Nancy Melitta, in the New York laboratory of the SDSI-CIA, was really hitting her stride now. "Octavius was chosen precisely because we thought he lacked mutant abilities. Even our best scientists couldn't predict the effects of mutancy on a human clone. But—and this is truly fascinating—what if he was a mutant a la Jean Grey of the 'X-Men', a latent telepath and telekinetic?"
Cindy Cypher looked, if anything, thoroughly bored. Melitta had once been a most formidable biologist and genetic engineer; however, that formidable brain was a little too obsessed with its role in Project Octopus. Cypher thought she desperately needed a hobby or boyfriend. "There's no record of Octavius demonstrating any ESP abilities before his laboratory accident. Certainly not in childhood or puberty—"
Melitta was openly disdainful. "That is neither here nor there. Theodore and Mary Octavius are certainly not around to agree with you. Perhaps that accident, his greatest experiment, his magnum opus literally blowing up in his face, was merely the mental shock needed to shake his hidden psychic abilities loose. Perhaps what had been previously called brain damage was merely his brain rewiring itself to facilitate psionic control over the arms."
"I don't think Octavius has demonstrated any ESP abilities other than control of his mechanical arms—"
"No. He doesn't. But there have been instances—documented instances, mind you—where this man has been put in prison, his arms surgically removed—and he telepathically—oh let's just say calls them to him, and they breakout of whatever holding box they're being stored in and come to him like a puppy and break their master out of prison!
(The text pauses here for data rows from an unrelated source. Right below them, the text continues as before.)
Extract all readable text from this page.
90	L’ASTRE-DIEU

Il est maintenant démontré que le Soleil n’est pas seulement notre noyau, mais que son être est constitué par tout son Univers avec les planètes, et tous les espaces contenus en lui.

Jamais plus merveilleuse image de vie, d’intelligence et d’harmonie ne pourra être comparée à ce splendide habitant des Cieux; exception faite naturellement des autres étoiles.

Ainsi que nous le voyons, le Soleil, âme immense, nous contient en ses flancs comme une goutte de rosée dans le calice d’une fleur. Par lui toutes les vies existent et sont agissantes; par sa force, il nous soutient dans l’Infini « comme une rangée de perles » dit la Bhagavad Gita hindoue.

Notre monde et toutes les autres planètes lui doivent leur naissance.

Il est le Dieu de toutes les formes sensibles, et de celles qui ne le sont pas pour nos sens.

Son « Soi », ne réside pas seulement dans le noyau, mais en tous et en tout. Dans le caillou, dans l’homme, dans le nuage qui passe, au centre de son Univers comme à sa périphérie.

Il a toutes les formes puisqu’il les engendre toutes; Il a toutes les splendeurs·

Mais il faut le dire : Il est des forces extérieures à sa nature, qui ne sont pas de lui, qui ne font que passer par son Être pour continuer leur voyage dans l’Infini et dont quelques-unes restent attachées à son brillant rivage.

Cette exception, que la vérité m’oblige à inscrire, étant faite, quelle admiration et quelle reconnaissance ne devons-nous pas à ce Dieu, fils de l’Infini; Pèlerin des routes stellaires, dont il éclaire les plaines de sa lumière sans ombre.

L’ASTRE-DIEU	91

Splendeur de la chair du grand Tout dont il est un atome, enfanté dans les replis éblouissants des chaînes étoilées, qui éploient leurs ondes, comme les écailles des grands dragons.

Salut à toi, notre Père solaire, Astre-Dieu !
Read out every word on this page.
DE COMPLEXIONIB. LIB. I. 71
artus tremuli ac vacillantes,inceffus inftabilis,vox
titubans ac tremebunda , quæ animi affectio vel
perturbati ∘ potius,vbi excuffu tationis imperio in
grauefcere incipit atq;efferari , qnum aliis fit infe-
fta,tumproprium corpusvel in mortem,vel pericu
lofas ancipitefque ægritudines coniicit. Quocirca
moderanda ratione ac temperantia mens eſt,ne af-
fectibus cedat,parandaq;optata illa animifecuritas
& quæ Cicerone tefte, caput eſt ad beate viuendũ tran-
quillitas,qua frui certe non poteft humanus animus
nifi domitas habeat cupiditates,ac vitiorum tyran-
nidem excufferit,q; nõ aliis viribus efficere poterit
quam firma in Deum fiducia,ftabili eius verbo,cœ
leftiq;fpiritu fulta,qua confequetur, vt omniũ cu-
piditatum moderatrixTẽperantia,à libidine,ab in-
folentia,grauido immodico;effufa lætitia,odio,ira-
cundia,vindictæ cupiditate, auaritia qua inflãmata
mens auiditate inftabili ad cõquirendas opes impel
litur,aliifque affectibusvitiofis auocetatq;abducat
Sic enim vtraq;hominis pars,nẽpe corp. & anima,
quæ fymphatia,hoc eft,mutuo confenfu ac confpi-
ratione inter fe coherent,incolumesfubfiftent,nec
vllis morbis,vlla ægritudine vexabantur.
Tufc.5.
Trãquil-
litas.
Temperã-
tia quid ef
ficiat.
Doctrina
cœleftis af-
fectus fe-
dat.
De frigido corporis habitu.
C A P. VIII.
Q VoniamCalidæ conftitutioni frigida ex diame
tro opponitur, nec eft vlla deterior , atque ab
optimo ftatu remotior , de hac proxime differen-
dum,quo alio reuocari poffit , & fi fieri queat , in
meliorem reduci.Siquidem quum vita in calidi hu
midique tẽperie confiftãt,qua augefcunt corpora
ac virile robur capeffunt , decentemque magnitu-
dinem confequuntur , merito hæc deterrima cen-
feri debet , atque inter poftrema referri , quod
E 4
That's how he always escapes! The last instance was when he broke out of the Asylum a couple years ago—"
"Then perhaps it would be wise to melt the tentacles down." Cypher, for all her faults, had an unpleasantly acute ability to cut through anyone's b.s. and get straight to the point.
Melitta was not fazed. "Now if he were to discover his telekinesis wasn't even limited to the tentacles—if that limit was merely a psychological block rather than a physiological block—"
"Spider-Man is pretty much screwed," Cypher acknowledged.
"As is the rest of New York," the Director dryly added.